Online transfer learning strategy for enhancing the scalability and deployment of deep reinforcement learning control in smart buildings
In recent years, advanced control strategies based on Deep Reinforcement Learning (DRL) proved to be effective in optimizing the management of integrated energy systems in buildings, reducing energy costs and improving indoor comfort conditions when compared to traditional reactive controllers. However, the scalability and implementation of DRL controllers are still limited since they require a considerable amount of time before converging to a near-optimal solution. This issue is currently addressed in literature through the offline pre-training of the DRL agent.
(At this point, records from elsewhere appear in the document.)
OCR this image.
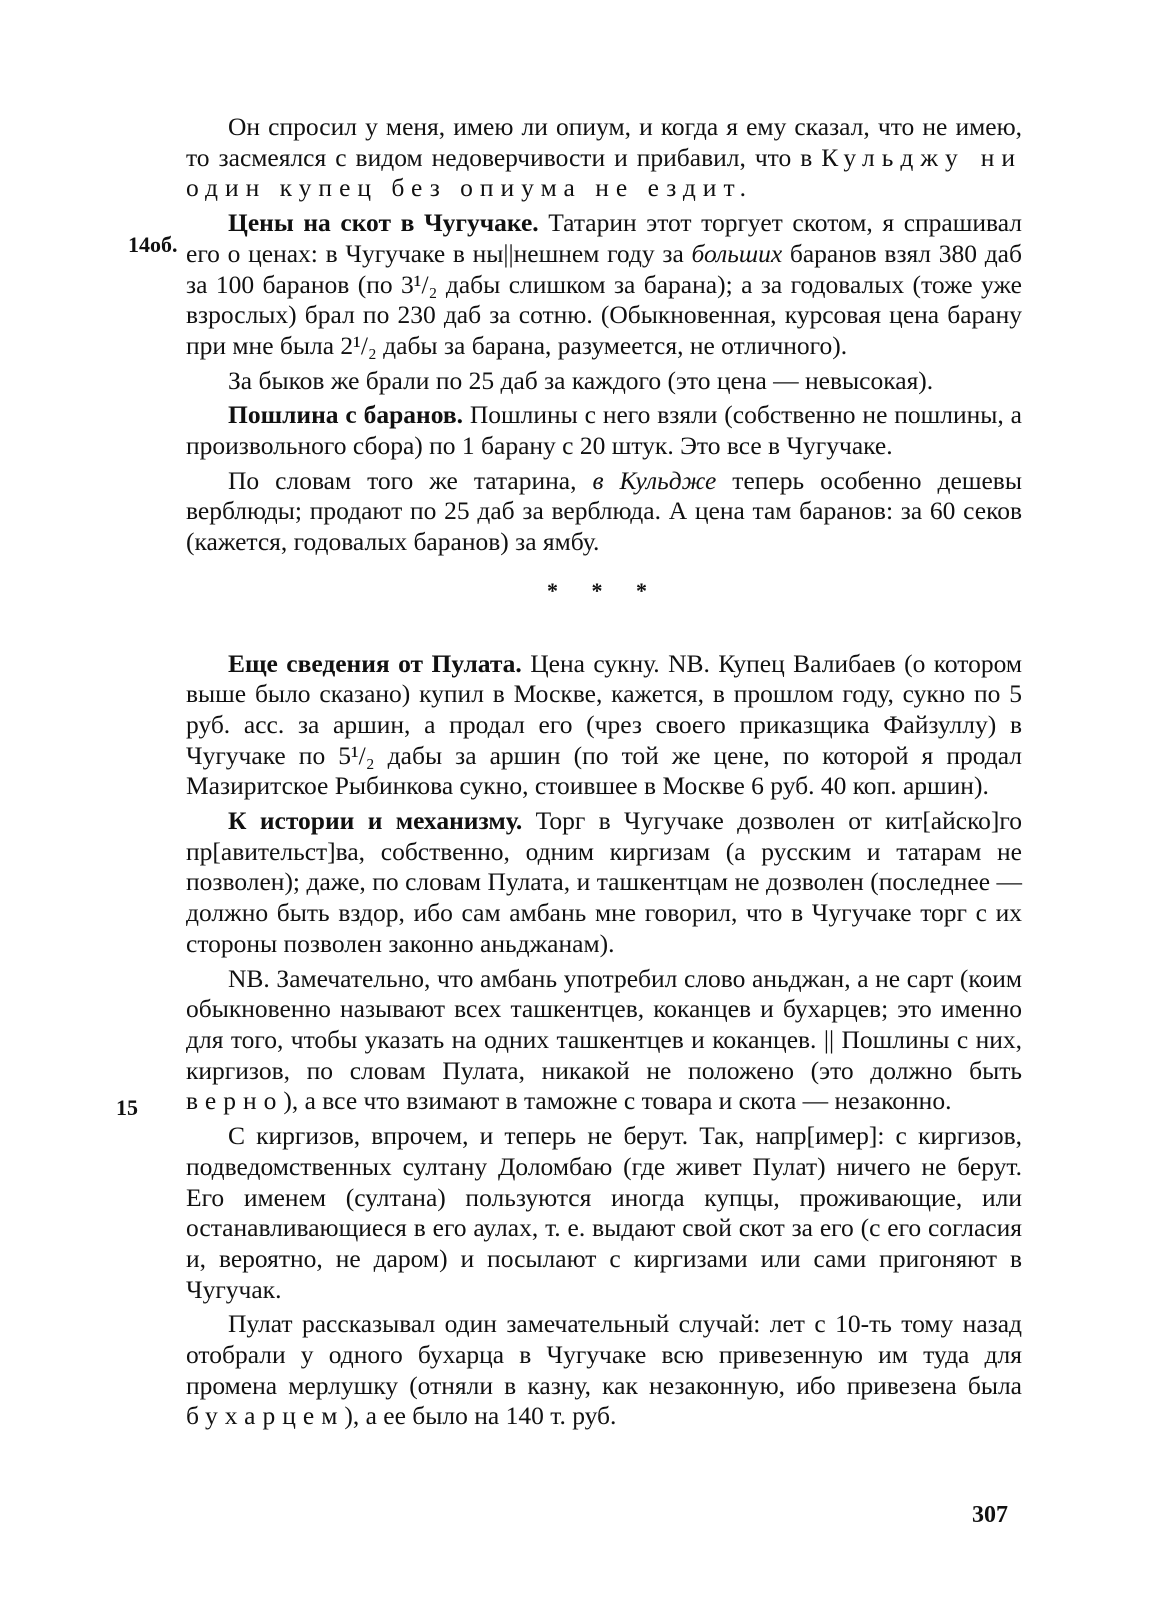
14об.
15

Он спросил у меня, имею ли опиум, и когда я ему сказал, что не имею, то засмеялся с видом недоверчивости и прибавил, что в Кульджу ни один купец без опиума не ездит.

Цены на скот в Чугучаке. Татарин этот торгует скотом, я спрашивал его о ценах: в Чугучаке в ны||нешнем году за больших баранов взял 380 даб за 100 баранов (по 3¹/₂ дабы слишком за барана); а за годовалых (тоже уже взрослых) брал по 230 даб за сотню. (Обыкновенная, курсовая цена барану при мне была 2¹/₂ дабы за барана, разумеется, не отличного).

За быков же брали по 25 даб за каждого (это цена — невысокая).

Пошлина с баранов. Пошлины с него взяли (собственно не пошлины, а произвольного сбора) по 1 барану с 20 штук. Это все в Чугучаке.

По словам того же татарина, в Кульдже теперь особенно дешевы верблюды; продают по 25 даб за верблюда. А цена там баранов: за 60 секов (кажется, годовалых баранов) за ямбу.

* * *

Еще сведения от Пулата. Цена сукну. NB. Купец Валибаев (о котором выше было сказано) купил в Москве, кажется, в прошлом году, сукно по 5 руб. асс. за аршин, а продал его (чрез своего приказщика Файзуллу) в Чугучаке по 5¹/₂ дабы за аршин (по той же цене, по которой я продал Мазиритское Рыбинкова сукно, стоившее в Москве 6 руб. 40 коп. аршин).

К истории и механизму. Торг в Чугучаке дозволен от кит[айско]го пр[авительст]ва, собственно, одним киргизам (а русским и татарам не позволен); даже, по словам Пулата, и ташкентцам не дозволен (последнее — должно быть вздор, ибо сам амбань мне говорил, что в Чугучаке торг с их стороны позволен законно аньджанам).

NB. Замечательно, что амбань употребил слово аньджан, а не сарт (коим обыкновенно называют всех ташкентцев, коканцев и бухарцев; это именно для того, чтобы указать на одних ташкентцев и коканцев. || Пошлины с них, киргизов, по словам Пулата, никакой не положено (это должно быть верно), а все что взимают в таможне с товара и скота — незаконно.

С киргизов, впрочем, и теперь не берут. Так, напр[имер]: с киргизов, подведомственных султану Доломбаю (где живет Пулат) ничего не берут. Его именем (султана) пользуются иногда купцы, проживающие, или останавливающиеся в его аулах, т. е. выдают свой скот за его (с его согласия и, вероятно, не даром) и посылают с киргизами или сами пригоняют в Чугучак.

Пулат рассказывал один замечательный случай: лет с 10-ть тому назад отобрали у одного бухарца в Чугучаке всю привезенную им туда для промена мерлушку (отняли в казну, как незаконную, ибо привезена была бухарцем), а ее было на 140 т. руб.

307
However this solution results in two main critical issues: (1) the need to develop a building surrogate model to perform the training task, and (2) the need to perform a fine-tuning process over several training episodes to obtain a near-optimal control policy.
In this context, this paper introduces an Online Transfer Learning (OTL) strategy that exploits two knowledge-sharing techniques, weight-initialization and imitation learning, to transfer a DRL control policy from a source office building to various target buildings in a simulation environment coupling EnergyPlus and Python.
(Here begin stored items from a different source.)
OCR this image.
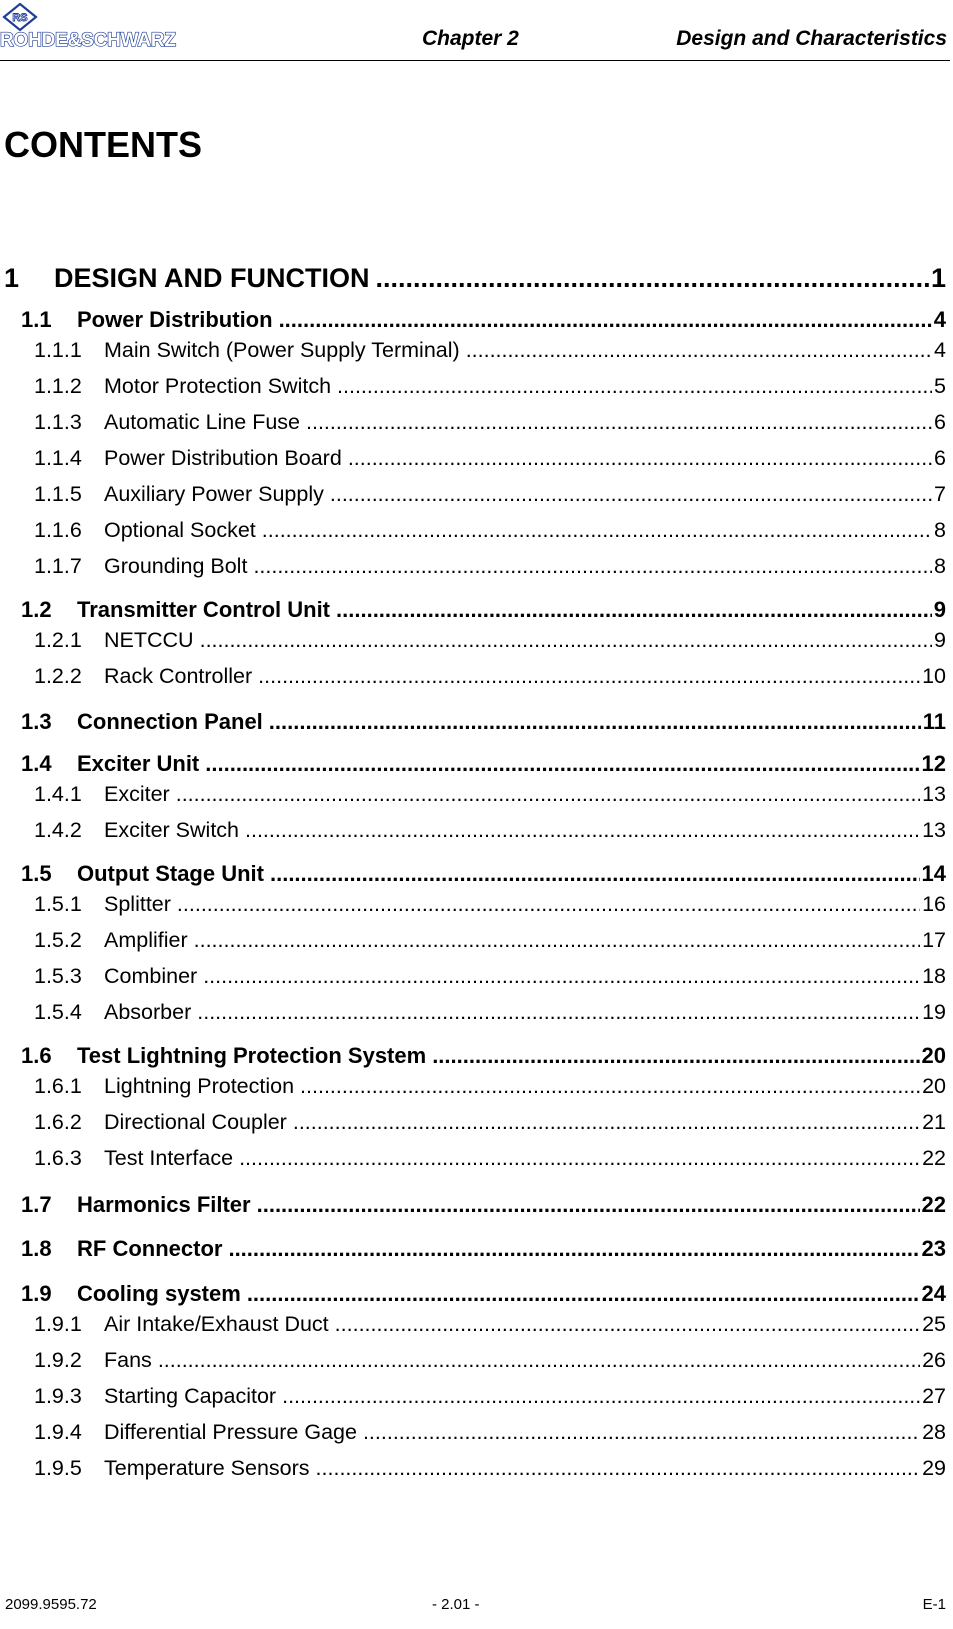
RS
ROHDE&SCHWARZ	Chapter 2	Design and Characteristics
CONTENTS
1	DESIGN AND FUNCTION .....	1
1.1	Power Distribution .....	4
1.1.1	Main Switch (Power Supply Terminal) .....	4
1.1.2	Motor Protection Switch .....	5
1.1.3	Automatic Line Fuse .....	6
1.1.4	Power Distribution Board .....	6
1.1.5	Auxiliary Power Supply .....	7
1.1.6	Optional Socket .....	8
1.1.7	Grounding Bolt .....	8
1.2	Transmitter Control Unit .....	9
1.2.1	NETCCU .....	9
1.2.2	Rack Controller .....	10
1.3	Connection Panel .....	11
1.4	Exciter Unit .....	12
1.4.1	Exciter .....	13
1.4.2	Exciter Switch .....	13
1.5	Output Stage Unit .....	14
1.5.1	Splitter .....	16
1.5.2	Amplifier .....	17
1.5.3	Combiner .....	18
1.5.4	Absorber .....	19
1.6	Test Lightning Protection System .....	20
1.6.1	Lightning Protection .....	20
1.6.2	Directional Coupler .....	21
1.6.3	Test Interface .....	22
1.7	Harmonics Filter .....	22
1.8	RF Connector .....	23
1.9	Cooling system .....	24
1.9.1	Air Intake/Exhaust Duct .....	25
1.9.2	Fans .....	26
1.9.3	Starting Capacitor .....	27
1.9.4	Differential Pressure Gage .....	28
1.9.5	Temperature Sensors .....	29
2099.9595.72	- 2.01 -	E-1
A DRL controller based on discrete Soft Actor–Critic (SAC) is trained on the source building to manage the operation of a cooling system consisting of a chiller and a thermal storage. Several target buildings are defined to benchmark the performance of the OTL strategy with that of a Rule-Based Controller (RBC) and two DRL-based control strategies, deployed in offline and online fashion. The strategy adopted for OTL emulates the real world implementation with a simulation process by implementing the transferred DRL agent for a single episode in the target buildings. Target buildings have the same geometrical features and are served by the same energy system as the source building, but differ in terms of weather conditions, electricity price schedules, occupancy patterns, and building envelope efficiency levels. The results show that the OTL strategy can reduce the cumulated sum of temperature violations on average by 50% and 80% respectively when compared to RBC and online DRL while enhancing the energy system operation with electricity cost savings ranging between 20% and 40%. The OTL agent performs slightly worse than the offline DRL controller but it does not require any modeling effort and can be implemented directly on target buildings emulating a real-world implementation.